For veterans, they were changed by combat. An average young adult, trained to think differently, physically change and that training pushed them to be different from average citizens. Or, should I say more different considering they were not like average citizens in the first place. Average citizens are not able to subject themselves to dying for someone else. When they do, we acknowledge how remarkable they are and treat them like heroes.

Tyler Doohan was just 8 years old when he died. "Authorities in the town of Penfield, just east of Rochester, say the boy alerted relatives to the fire early Monday morning inside his grandfather's trailer home, and that six of them escaped. They say the boy died while trying to rescue his grandfather, who used a wheelchair and crutches after losing a leg." His story rightfully made headlines across the country.

There was some other death reported that should have made national news as well. A young Air Force husband and wife, serving in Afghanistan together became a lonely widow escorting her husband's body back home "Capt. David Lyon, who died Dec. 27 in Afghanistan, had been with his wife, Capt. Dana Lyon, just days earlier."

Some want to pass off deaths like this as part of the jobs they do. After all, they knew the risk so it becomes easy to just ignore the basis for them being willing to do it. Some fail to understand that the cause of the wars they fight change with time and reasons but they remain committed to one single objective. Save as many lives as possible even if it costs them their own life.

That is the huge difference between victim PTSD and combat post traumatic change.
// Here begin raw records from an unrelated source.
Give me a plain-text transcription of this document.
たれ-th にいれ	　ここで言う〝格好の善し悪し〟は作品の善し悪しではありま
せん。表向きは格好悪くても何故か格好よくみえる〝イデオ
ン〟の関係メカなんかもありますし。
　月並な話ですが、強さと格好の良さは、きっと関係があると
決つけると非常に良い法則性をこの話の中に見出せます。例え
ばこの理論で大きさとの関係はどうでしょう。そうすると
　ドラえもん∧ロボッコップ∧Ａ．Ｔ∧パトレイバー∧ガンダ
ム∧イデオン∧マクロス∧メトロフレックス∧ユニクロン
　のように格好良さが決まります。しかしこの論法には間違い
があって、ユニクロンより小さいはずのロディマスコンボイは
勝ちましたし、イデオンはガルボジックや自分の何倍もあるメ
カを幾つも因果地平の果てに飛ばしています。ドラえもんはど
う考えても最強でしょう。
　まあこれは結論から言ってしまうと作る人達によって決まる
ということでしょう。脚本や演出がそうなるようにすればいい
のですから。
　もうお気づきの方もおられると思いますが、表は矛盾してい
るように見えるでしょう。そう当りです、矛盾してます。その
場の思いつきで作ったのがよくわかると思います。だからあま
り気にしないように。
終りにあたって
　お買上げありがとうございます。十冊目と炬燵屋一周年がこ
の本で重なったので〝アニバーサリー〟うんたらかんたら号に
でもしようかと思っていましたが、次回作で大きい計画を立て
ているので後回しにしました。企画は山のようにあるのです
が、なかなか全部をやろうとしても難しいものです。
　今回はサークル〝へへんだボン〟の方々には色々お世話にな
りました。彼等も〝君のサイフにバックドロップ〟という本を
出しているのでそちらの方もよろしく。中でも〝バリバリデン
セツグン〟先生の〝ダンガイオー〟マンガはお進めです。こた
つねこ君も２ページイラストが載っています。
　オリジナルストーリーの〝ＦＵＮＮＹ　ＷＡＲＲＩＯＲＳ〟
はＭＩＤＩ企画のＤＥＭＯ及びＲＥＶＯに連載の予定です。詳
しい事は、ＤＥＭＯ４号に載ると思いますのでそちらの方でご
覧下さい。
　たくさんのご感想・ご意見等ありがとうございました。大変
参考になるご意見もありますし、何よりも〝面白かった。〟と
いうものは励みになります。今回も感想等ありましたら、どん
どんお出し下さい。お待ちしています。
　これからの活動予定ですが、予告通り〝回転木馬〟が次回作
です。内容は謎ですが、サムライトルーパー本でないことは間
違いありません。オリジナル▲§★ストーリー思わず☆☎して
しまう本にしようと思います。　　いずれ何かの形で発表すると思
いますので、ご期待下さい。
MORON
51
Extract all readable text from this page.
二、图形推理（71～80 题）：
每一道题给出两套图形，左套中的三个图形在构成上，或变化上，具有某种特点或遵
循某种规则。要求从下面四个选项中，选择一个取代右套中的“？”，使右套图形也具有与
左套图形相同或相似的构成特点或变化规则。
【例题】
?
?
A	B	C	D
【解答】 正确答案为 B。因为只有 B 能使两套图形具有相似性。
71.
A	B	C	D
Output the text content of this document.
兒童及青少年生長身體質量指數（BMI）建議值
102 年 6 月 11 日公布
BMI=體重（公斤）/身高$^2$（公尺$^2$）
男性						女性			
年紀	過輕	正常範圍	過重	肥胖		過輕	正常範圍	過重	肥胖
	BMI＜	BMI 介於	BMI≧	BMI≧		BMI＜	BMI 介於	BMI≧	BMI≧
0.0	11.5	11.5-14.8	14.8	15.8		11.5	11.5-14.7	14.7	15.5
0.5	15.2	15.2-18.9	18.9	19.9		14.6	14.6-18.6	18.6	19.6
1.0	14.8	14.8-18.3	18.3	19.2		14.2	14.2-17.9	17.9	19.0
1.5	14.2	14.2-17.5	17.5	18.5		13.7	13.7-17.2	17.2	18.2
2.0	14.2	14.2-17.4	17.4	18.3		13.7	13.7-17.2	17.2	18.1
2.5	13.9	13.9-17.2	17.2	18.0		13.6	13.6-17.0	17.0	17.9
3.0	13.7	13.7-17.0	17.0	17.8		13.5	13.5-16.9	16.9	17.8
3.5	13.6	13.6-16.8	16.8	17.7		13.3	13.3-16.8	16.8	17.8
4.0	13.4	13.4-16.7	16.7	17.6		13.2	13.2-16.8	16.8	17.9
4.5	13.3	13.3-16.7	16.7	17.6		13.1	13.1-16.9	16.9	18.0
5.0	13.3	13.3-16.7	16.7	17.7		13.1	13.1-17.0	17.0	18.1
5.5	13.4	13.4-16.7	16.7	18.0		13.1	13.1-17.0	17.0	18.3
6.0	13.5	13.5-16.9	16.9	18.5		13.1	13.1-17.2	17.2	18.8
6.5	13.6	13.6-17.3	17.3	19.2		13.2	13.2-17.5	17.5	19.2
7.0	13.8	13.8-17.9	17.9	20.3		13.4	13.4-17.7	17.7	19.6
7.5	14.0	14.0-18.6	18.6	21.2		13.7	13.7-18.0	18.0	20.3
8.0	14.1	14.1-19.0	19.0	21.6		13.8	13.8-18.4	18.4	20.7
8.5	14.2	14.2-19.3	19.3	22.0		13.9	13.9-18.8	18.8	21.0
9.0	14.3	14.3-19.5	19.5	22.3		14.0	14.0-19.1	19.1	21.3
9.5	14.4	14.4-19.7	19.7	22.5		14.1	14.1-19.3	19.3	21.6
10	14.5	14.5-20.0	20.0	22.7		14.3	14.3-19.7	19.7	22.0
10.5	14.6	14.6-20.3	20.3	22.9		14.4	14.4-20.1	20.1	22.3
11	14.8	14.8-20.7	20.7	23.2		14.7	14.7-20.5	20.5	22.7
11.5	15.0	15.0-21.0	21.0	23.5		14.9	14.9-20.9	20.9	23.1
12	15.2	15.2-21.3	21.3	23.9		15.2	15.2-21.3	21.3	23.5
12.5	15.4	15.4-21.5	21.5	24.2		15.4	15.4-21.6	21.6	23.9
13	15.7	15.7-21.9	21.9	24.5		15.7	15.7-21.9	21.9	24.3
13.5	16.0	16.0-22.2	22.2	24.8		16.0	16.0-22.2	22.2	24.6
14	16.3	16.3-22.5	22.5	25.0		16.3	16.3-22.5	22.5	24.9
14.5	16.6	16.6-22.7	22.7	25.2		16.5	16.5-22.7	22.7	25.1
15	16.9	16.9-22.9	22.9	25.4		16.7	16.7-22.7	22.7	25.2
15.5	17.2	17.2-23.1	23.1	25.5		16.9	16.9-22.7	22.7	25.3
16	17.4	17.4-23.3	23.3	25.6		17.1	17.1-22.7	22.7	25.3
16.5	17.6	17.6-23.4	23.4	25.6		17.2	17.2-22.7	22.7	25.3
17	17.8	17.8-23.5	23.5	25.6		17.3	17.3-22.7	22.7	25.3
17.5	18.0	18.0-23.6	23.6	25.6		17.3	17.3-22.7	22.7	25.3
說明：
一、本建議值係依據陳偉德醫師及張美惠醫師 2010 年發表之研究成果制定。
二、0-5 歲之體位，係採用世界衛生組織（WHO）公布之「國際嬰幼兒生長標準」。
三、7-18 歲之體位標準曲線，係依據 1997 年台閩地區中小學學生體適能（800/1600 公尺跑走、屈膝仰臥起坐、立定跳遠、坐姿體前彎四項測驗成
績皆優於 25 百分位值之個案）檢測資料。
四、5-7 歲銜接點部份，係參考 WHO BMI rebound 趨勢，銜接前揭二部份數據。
CPTC is the best way for me to describe it because healing it is not impossible. They changed when they entered into the military, changed again serving in it and they can change again to heal the wounds no one else can see.

There is an Army of volunteers across the country doing the healing since 1984. Point Man International Ministries, which I am very proud to say I belong to, has been helping veterans heal and working with families so they will heal as well. We're all committed to helping veterans see that none of this is all there is. They are not destined to suffer forever.

There are three parts to healing CPTC. Mind, body and above all, spiritually. It is not about taking out psychologist or physical therapy. It is about taking care of the whole veteran and helping them remember why they did it in the first place. They forget that they were willing to die for someone else. When we read in John 15
9 “As the Father has loved me, so have I loved you. Now remain in my love.
10 If you keep my commands, you will remain in my love, just as I have kept my Father’s commands and remain in his love.
11 I have told you this so that my joy may be in you and that your joy may be complete.
12 My command is this: Love each other as I have loved you.
13 Greater love has no one than this: to lay down one’s life for one’s friends.
14 You are my friends if you do what I command.
15 I no longer call you servants, because a servant does not know his master’s business. Instead, I have called you friends, for everything that I learned from my Father I have made known to you.
16 You did not choose me, but I chose you and appointed you so that you might go and bear fruit—fruit that will last—and so that whatever you ask in my name the Father will give you.
17 This is my command: Love each other.
Wars are evil things but those who fight the wars are not evil because in the end they were willing to die for someone else. They should need to be reminded that all that goodness is still inside of them and there is nothing they cannot be forgiven for because God knows their heart even if they forgot what compelled them to serve. They are different from the rest of us and have to be treated accordingly. Point Man has been doing this work for 30 years because we understood what too many experts never understood.